HTTP/1.1 400 Bad Request
content-type: application/json; charset=UTF-8
content-length: 485

{"error":{"root_cause":[{"type":"mapper_parsing_exception","reason":"failed to parse [alloc_node]"}],"type":"mapper_parsing_exception","reason":"failed to parse [alloc_node]","caused_by":{"type":"json_parse_exception","reason":"Illegal unquoted character ((CTRL-CHAR, code 11)): has to be escaped using backslash to be included in string value\n at [Source: org.elasticsearch.common.bytes.BytesReference$MarkSupportingStreamInputWrapper@16755510; line: 1, column: 199]"}},"status":400}

It looks like alloc_node is "." for cancelled jobs that never ran and elastic search hates that.

Thanks again.

Josko
Comment 13 Alejandro Sanchez 2019-06-06 10:39:11 MDT
Yes, what you mention is already discussed in 6859. I provided there a workaround patch only suited for that specific site and state combination, which should only fix their specific state.

For master branch future 20.02 I want to refactor part of the plugin so that it makes use of the json-c library to offload the [de]serialization process of all the fields (not just the script) to that library plus other improvements I have in mind.
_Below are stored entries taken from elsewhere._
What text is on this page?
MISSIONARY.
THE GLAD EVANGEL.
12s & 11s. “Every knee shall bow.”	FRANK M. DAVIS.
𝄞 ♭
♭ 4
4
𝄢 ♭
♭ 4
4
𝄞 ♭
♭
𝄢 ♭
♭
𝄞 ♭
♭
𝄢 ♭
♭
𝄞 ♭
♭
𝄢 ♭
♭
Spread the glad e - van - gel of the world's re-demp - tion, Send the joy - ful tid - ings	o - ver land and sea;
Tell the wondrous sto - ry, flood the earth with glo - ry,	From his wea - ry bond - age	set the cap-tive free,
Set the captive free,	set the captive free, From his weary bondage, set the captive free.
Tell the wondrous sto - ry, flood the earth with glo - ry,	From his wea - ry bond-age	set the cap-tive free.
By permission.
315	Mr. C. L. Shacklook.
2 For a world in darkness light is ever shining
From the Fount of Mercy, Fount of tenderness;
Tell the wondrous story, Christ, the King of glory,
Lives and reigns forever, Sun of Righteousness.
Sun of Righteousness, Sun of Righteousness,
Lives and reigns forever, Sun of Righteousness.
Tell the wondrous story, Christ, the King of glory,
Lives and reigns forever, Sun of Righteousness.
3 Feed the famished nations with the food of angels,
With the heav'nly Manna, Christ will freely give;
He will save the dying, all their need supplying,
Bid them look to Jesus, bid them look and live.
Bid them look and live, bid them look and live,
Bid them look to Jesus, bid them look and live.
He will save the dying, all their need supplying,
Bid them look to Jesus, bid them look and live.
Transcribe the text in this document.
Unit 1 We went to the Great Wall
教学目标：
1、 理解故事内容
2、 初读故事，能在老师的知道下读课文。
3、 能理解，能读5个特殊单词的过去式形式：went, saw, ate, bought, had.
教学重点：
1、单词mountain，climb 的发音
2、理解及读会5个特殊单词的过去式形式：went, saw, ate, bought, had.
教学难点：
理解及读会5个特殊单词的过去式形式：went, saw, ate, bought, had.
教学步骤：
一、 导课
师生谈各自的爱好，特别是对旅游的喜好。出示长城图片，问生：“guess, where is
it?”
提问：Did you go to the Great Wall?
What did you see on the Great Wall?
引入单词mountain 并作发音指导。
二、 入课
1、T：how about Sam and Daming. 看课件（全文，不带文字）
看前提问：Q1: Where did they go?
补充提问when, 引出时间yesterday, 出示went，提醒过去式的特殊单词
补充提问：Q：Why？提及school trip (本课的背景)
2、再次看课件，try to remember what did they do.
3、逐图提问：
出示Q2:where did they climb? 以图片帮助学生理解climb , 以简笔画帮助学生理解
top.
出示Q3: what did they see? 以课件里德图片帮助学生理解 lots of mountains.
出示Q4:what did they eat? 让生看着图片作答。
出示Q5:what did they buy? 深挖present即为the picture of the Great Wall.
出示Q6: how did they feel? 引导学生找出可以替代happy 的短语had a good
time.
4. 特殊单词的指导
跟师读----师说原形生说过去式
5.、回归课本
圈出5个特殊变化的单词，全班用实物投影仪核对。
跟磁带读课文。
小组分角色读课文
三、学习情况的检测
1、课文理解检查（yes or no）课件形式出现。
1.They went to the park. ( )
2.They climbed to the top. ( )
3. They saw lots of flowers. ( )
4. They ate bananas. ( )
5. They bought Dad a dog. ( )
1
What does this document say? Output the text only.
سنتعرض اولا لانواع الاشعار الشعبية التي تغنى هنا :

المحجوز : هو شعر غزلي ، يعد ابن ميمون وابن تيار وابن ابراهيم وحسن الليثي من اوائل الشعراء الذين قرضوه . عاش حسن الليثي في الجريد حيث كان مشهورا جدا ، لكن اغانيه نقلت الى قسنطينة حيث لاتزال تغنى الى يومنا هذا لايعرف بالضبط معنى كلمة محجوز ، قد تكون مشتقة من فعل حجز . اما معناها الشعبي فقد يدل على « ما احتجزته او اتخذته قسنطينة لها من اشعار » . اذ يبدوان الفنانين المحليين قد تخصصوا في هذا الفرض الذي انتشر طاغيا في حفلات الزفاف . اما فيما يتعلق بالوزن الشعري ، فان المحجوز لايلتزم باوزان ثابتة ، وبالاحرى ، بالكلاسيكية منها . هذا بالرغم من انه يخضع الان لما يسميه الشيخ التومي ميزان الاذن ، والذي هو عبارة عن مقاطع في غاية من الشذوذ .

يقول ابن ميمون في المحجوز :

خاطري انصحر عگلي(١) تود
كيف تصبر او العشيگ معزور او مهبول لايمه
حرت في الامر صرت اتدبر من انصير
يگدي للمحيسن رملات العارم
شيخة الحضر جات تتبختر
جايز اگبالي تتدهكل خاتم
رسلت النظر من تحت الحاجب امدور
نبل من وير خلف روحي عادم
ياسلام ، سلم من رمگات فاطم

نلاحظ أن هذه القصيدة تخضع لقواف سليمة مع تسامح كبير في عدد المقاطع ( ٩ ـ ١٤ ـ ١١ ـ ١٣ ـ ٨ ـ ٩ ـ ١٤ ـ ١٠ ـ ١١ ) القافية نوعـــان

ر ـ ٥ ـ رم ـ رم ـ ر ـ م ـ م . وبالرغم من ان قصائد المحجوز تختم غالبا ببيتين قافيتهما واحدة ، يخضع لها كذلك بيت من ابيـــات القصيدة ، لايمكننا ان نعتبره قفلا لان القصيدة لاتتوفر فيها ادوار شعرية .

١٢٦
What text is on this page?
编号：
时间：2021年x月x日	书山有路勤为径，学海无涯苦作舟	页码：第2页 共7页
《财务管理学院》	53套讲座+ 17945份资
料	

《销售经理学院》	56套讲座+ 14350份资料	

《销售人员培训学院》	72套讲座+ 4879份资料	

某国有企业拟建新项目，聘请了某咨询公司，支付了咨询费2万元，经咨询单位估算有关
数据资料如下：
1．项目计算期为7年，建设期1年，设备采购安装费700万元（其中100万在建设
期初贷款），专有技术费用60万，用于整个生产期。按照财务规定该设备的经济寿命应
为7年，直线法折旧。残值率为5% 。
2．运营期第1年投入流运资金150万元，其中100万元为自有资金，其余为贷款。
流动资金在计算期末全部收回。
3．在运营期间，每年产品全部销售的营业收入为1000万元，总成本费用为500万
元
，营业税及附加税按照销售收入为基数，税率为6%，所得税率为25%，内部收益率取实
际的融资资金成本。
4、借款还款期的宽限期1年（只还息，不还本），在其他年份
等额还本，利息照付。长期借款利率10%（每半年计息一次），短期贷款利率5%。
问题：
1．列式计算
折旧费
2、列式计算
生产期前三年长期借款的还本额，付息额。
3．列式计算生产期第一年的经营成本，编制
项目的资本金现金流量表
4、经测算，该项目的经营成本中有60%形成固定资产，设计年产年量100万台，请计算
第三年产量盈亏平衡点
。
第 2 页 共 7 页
But in the meantime, I don't plan to create more site-specific patches to workaround states with bad or unescaped characters for every site. Perhaps removing such bad elasticsearch_state and restarting is probably the best short-term option if such info about that jobs isn't that relevant.

There's also a separate older known issue which is bug 2265 (sanitization of user-provided strings).

None of these issues have to do with the minor race setting JobCompLoc with this bug though, whose patch is still pending review process.
Comment 15 Alejandro Sanchez 2019-06-20 03:44:50 MDT
Josko,

The patch has been pushed and will be available since 19.05.1:

https://github.com/SchedMD/slurm/commit/8105f5aefb09

Thanks for reporting.